“I am functional,” the metal man said.

The apprentice pointed to a nearby tent. “Go into the tent and wait there. Do not speak to anyone but me. Do you understand?”

“I understand.” The mechoservitor, tall and slender, shining in the afternoon sun despite the coating of grime and the dents and scratches along its chassis, walked to the tent.

The apprentice turned to the next, and Jin Li Tam slipped away.

She found the boy in the servants’ tents. He sat silently at a table, a plate of food growing cold in front of him. He was still dressed in the filthy robes they’d found him in, still covered with dirt and ash.

She sat across from him, and he glanced up at her.

“You should eat,” she told him. “How long has it been since you’ve eaten?”

He opened his mouth to speak, but then closed it. He shook his head, his eyes filling with tears.
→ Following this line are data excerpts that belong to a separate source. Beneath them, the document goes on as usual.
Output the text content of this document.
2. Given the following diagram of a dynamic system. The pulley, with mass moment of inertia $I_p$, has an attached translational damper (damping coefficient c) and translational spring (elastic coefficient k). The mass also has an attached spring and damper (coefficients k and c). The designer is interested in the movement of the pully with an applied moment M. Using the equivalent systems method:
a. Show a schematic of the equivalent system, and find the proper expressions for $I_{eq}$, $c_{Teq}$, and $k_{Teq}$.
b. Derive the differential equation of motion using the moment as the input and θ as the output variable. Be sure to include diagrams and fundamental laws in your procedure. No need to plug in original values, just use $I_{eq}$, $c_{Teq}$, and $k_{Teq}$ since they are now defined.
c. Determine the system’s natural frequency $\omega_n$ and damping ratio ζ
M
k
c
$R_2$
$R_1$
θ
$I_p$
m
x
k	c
She leaned in. “Can you understand me?”

He nodded.

“I can’t imagine what you’ve seen,” she said. Of course, she could imagine it. Last night, it had filled her dreams, just that briefest look at the wasted remains of Windwir. In those nightmares, Sethbert laughed with glee while dead wizards wandered the streets of that teeming city, calling down death by fire, death by lightning, death by plague. A dozen deaths or more, rain Lior moreing down on a city of screaming innocents until she woke up, covered in sweat.

She remembered the stories about the Age of Laughing Madness, a time of such devastation that those few who survived were driven insane. Now, Jin Li Tam wondered if perhaps this boy had met a similar fate.

But he didn’t have the eyes of a madman. Full of sorrow and despair, yes. But not madness. She knew that look all too well these days.